Unter dem Titel Tafsīr (Exegese) verfasste Saʿadia Gaon die einflussreichste arabische Bibelübersetzung, die einen Großteil des Tanach umfasste. Der Tafsīr verbreitete sich kurz nach seiner Veröffentlichung unter Juden, Samaritanern und Christen und wurde von seinem Verfasser in Auseinandersetzungen mit den Karäern herangezogen. Karäer und rabbinisches Judentum waren auch Anlass für Saʿadia Gaon, ähnlich wie für Abraham ibn Daud, die Chasaren positiv zu erwähnen, da diese nicht den Karäern, sondern dem rabbinischen Judentum folgten.

Der Tafsīr von Saʿadia Gaon ist in Judäo-Arabisch geschrieben in hebräischen Buchstaben. Zu einem späteren Zeitpunkt wurde seine Übersetzung von Samaritanern und Christen adaptiert und in arabischen Buchstaben überliefert.

Hebräische Linguistik

Halachische Schriften

Der Siddur

Saʿadias Siddur war der erste bekannte Versuch, das wöchentliche Ritual der jüdischen Gebete für Wochentage, Sabbate und Feste zu transkribieren.

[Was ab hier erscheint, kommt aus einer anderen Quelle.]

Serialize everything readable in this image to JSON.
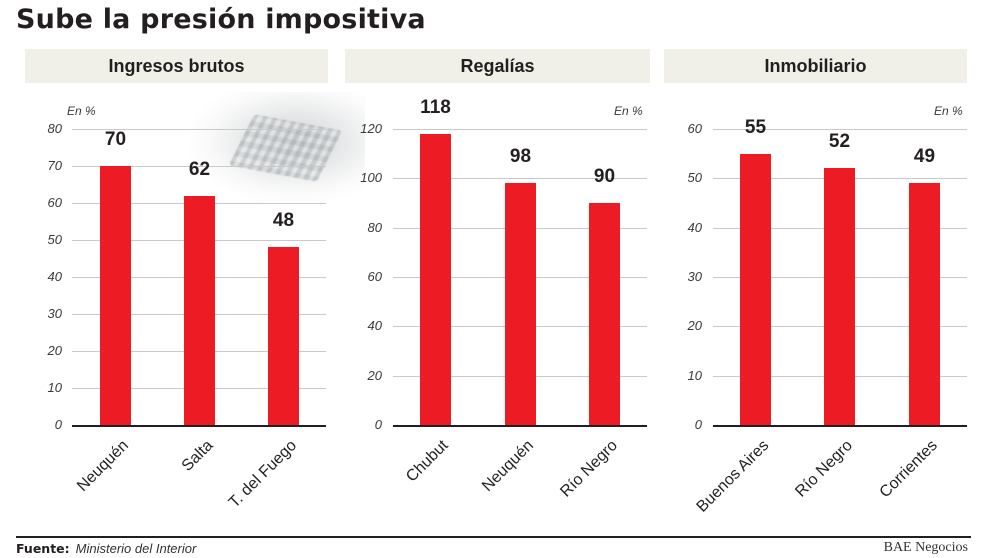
{
  "title": "Sube la presión impositiva",
  "footer": {
    "source_label": "Fuente:",
    "source_value": "Ministerio del Interior",
    "brand": "BAE Negocios"
  },
  "panels": [
    {
      "header": "Ingresos brutos",
      "unit": "En %",
      "yticks": [
        "0",
        "10",
        "20",
        "30",
        "40",
        "50",
        "60",
        "70",
        "80"
      ]
    },
    {
      "header": "Regalías",
      "unit": "En %",
      "yticks": [
        "0",
        "20",
        "40",
        "60",
        "80",
        "100",
        "120"
      ]
    },
    {
      "header": "Inmobiliario",
      "unit": "En %",
      "yticks": [
        "0",
        "10",
        "20",
        "30",
        "40",
        "50",
        "60"
      ]
    }
  ],
  "colors": {
    "bar": "#ed1c24",
    "header_bg": "#f0efe8",
    "text": "#231f20",
    "grid": "#c9c9c9"
  },
  "chart_data": [
    {
      "type": "bar",
      "title": "Ingresos brutos",
      "ylabel": "En %",
      "categories": [
        "Neuquén",
        "Salta",
        "T. del Fuego"
      ],
      "values": [
        70,
        62,
        48
      ],
      "labels": [
        "70",
        "62",
        "48"
      ],
      "ylim": [
        0,
        80
      ],
      "yticks": [
        0,
        10,
        20,
        30,
        40,
        50,
        60,
        70,
        80
      ],
      "grid": true
    },
    {
      "type": "bar",
      "title": "Regalías",
      "ylabel": "En %",
      "categories": [
        "Chubut",
        "Neuquén",
        "Río Negro"
      ],
      "values": [
        118,
        98,
        90
      ],
      "labels": [
        "118",
        "98",
        "90"
      ],
      "ylim": [
        0,
        120
      ],
      "yticks": [
        0,
        20,
        40,
        60,
        80,
        100,
        120
      ],
      "grid": true
    },
    {
      "type": "bar",
      "title": "Inmobiliario",
      "ylabel": "En %",
      "categories": [
        "Buenos Aires",
        "Río Negro",
        "Corrientes"
      ],
      "values": [
        55,
        52,
        49
      ],
      "labels": [
        "55",
        "52",
        "49"
      ],
      "ylim": [
        0,
        60
      ],
      "yticks": [
        0,
        10,
        20,
        30,
        40,
        50,
        60
      ],
      "grid": true
    }
  ]
}
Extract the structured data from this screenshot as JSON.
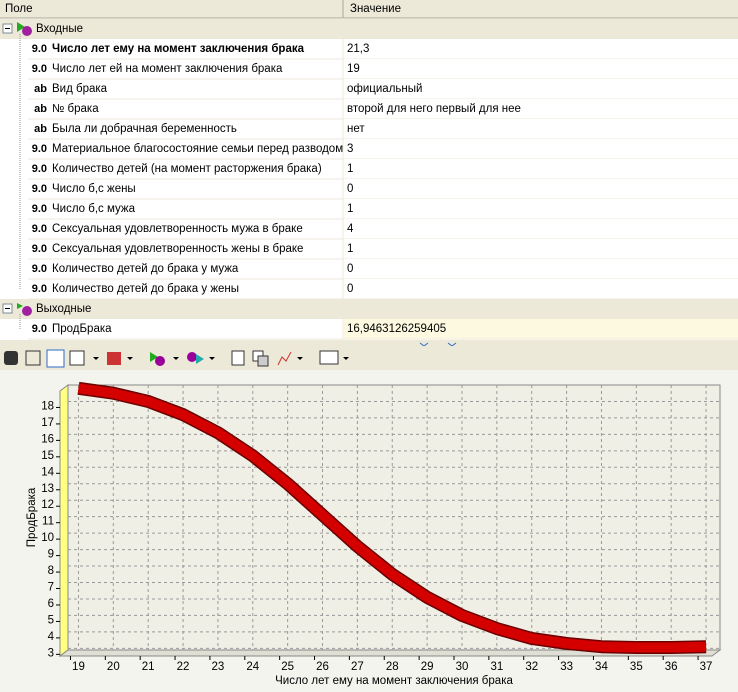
{
  "grid": {
    "headers": [
      "Поле",
      "Значение"
    ],
    "groups": [
      {
        "label": "Входные",
        "rows": [
          {
            "type": "9.0",
            "name": "Число лет ему на момент заключения брака",
            "value": "21,3"
          },
          {
            "type": "9.0",
            "name": "Число лет ей на момент заключения брака",
            "value": "19"
          },
          {
            "type": "ab",
            "name": "Вид брака",
            "value": "официальный"
          },
          {
            "type": "ab",
            "name": "№ брака",
            "value": "второй для него первый для нее"
          },
          {
            "type": "ab",
            "name": "Была ли добрачная беременность",
            "value": "нет"
          },
          {
            "type": "9.0",
            "name": "Материальное благосостояние семьи перед разводом",
            "value": "3"
          },
          {
            "type": "9.0",
            "name": "Количество детей (на момент расторжения брака)",
            "value": "1"
          },
          {
            "type": "9.0",
            "name": "Число б,с жены",
            "value": "0"
          },
          {
            "type": "9.0",
            "name": "Число б,с мужа",
            "value": "1"
          },
          {
            "type": "9.0",
            "name": "Сексуальная удовлетворенность мужа в браке",
            "value": "4"
          },
          {
            "type": "9.0",
            "name": "Сексуальная удовлетворенность жены в браке",
            "value": "1"
          },
          {
            "type": "9.0",
            "name": "Количество детей до брака у мужа",
            "value": "0"
          },
          {
            "type": "9.0",
            "name": "Количество детей до брака у жены",
            "value": "0"
          }
        ]
      },
      {
        "label": "Выходные",
        "rows": [
          {
            "type": "9.0",
            "name": "ПродБрака",
            "value": "16,9463126259405"
          }
        ]
      }
    ]
  },
  "chart_data": {
    "type": "line",
    "x_label": "Число лет ему на момент заключения брака",
    "y_label": "ПродБрака",
    "x": [
      19,
      20,
      21,
      22,
      23,
      24,
      25,
      26,
      27,
      28,
      29,
      30,
      31,
      32,
      33,
      34,
      35,
      36,
      37
    ],
    "series": [
      {
        "name": "ПродБрака",
        "color": "#d40000",
        "values": [
          18.8,
          18.5,
          18.0,
          17.2,
          16.1,
          14.7,
          13.0,
          11.1,
          9.2,
          7.5,
          6.1,
          5.0,
          4.2,
          3.6,
          3.3,
          3.1,
          3.05,
          3.05,
          3.1
        ]
      }
    ],
    "xlim": [
      18.7,
      37.4
    ],
    "xticks": [
      19,
      20,
      21,
      22,
      23,
      24,
      25,
      26,
      27,
      28,
      29,
      30,
      31,
      32,
      33,
      34,
      35,
      36,
      37
    ],
    "ylim": [
      2.9,
      19
    ],
    "yticks": [
      3,
      4,
      5,
      6,
      7,
      8,
      9,
      10,
      11,
      12,
      13,
      14,
      15,
      16,
      17,
      18
    ],
    "grid": true
  }
}
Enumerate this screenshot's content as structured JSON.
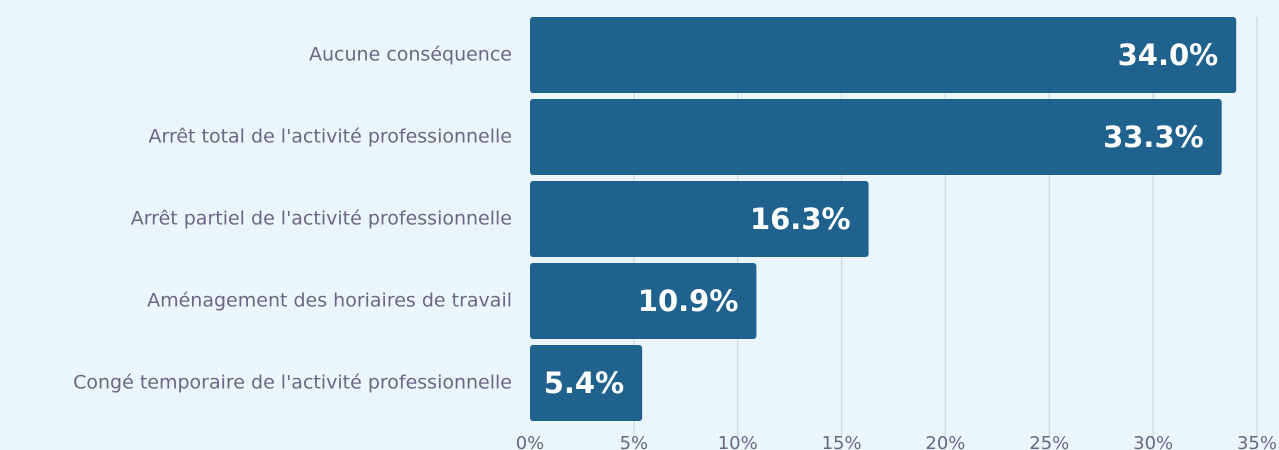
{
  "chart_data": {
    "type": "barh",
    "categories": [
      "Aucune conséquence",
      "Arrêt total de l'activité professionnelle",
      "Arrêt partiel de l'activité professionnelle",
      "Aménagement des horiaires de travail",
      "Congé temporaire de l'activité professionnelle"
    ],
    "values": [
      34.0,
      33.3,
      16.3,
      10.9,
      5.4
    ],
    "value_labels": [
      "34.0%",
      "33.3%",
      "16.3%",
      "10.9%",
      "5.4%"
    ],
    "color": "#1f628e",
    "xlim": [
      0,
      35
    ],
    "xticks": [
      {
        "value": 0,
        "label": "0%"
      },
      {
        "value": 5,
        "label": "5%"
      },
      {
        "value": 10,
        "label": "10%"
      },
      {
        "value": 15,
        "label": "15%"
      },
      {
        "value": 20,
        "label": "20%"
      },
      {
        "value": 25,
        "label": "25%"
      },
      {
        "value": 30,
        "label": "30%"
      },
      {
        "value": 35,
        "label": "35%"
      }
    ],
    "grid": true
  }
}
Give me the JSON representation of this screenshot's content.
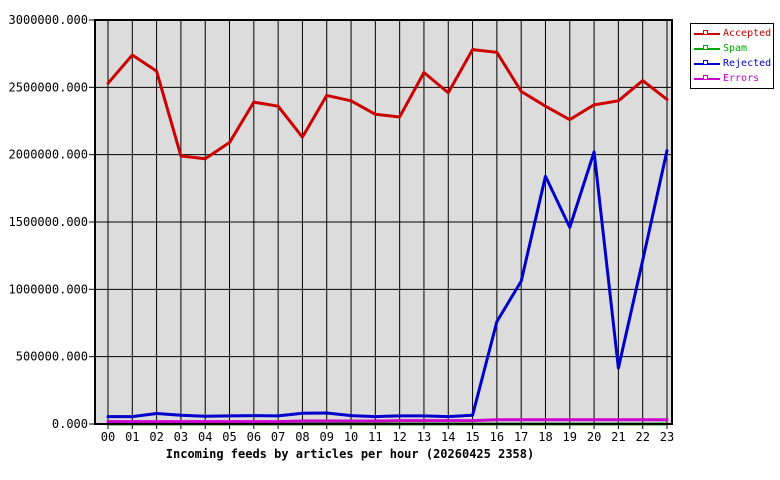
{
  "chart_data": {
    "type": "line",
    "title": "Incoming feeds by articles per hour (20260425 2358)",
    "xlabel": "",
    "ylabel": "",
    "ylim": [
      0,
      3000000
    ],
    "grid": true,
    "plot_bg": "#dcdcdc",
    "grid_color": "#000000",
    "legend_position": "outside-top-right",
    "categories": [
      "00",
      "01",
      "02",
      "03",
      "04",
      "05",
      "06",
      "07",
      "08",
      "09",
      "10",
      "11",
      "12",
      "13",
      "14",
      "15",
      "16",
      "17",
      "18",
      "19",
      "20",
      "21",
      "22",
      "23"
    ],
    "y_ticks": [
      "0.000",
      "500000.000",
      "1000000.000",
      "1500000.000",
      "2000000.000",
      "2500000.000",
      "3000000.000"
    ],
    "series": [
      {
        "name": "Accepted",
        "color": "#cc0000",
        "values": [
          2530000,
          2740000,
          2620000,
          1990000,
          1970000,
          2090000,
          2390000,
          2360000,
          2130000,
          2440000,
          2400000,
          2300000,
          2280000,
          2610000,
          2460000,
          2780000,
          2760000,
          2470000,
          2360000,
          2260000,
          2370000,
          2400000,
          2550000,
          2410000
        ]
      },
      {
        "name": "Spam",
        "color": "#00a800",
        "values": [
          0,
          0,
          0,
          0,
          0,
          0,
          0,
          0,
          0,
          0,
          0,
          0,
          0,
          0,
          0,
          0,
          0,
          0,
          0,
          0,
          0,
          0,
          0,
          0
        ]
      },
      {
        "name": "Rejected",
        "color": "#0000cc",
        "values": [
          55000,
          55000,
          78000,
          65000,
          58000,
          60000,
          62000,
          60000,
          80000,
          82000,
          62000,
          55000,
          60000,
          60000,
          55000,
          65000,
          760000,
          1060000,
          1840000,
          1460000,
          2020000,
          415000,
          1215000,
          2030000
        ]
      },
      {
        "name": "Errors",
        "color": "#cc00cc",
        "values": [
          18000,
          18000,
          18000,
          18000,
          18000,
          18000,
          18000,
          18000,
          22000,
          22000,
          22000,
          22000,
          25000,
          25000,
          25000,
          25000,
          32000,
          32000,
          32000,
          32000,
          32000,
          32000,
          32000,
          32000
        ]
      }
    ]
  }
}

Von der synagogalen Dichtung sind die Asharot („Warnungen“) über die 613 Gebote am bemerkenswertesten, bei denen der Name des Verfassers als „Sa’id b. Josef“ angegeben ist, gefolgt von dem Ausdruck „Alluf“, demnach wurden die Gedichte geschrieben, bevor er Gaon wurde.

Religionsphilosophie

Polemische Schriften

Bedeutung

Saʿadia Gaon war ein Pionier in den von ihm bearbeiteten Gebieten. Schwerpunkt seiner Arbeit war die Bibel; und seine Bedeutung beruht in erster Linie auf der Begründung einer neuen Schule biblischer Exegese, charakterisiert durch rationale Untersuchung der Inhalte und wissenschaftliches Studium der Sprache der heiligen Texte.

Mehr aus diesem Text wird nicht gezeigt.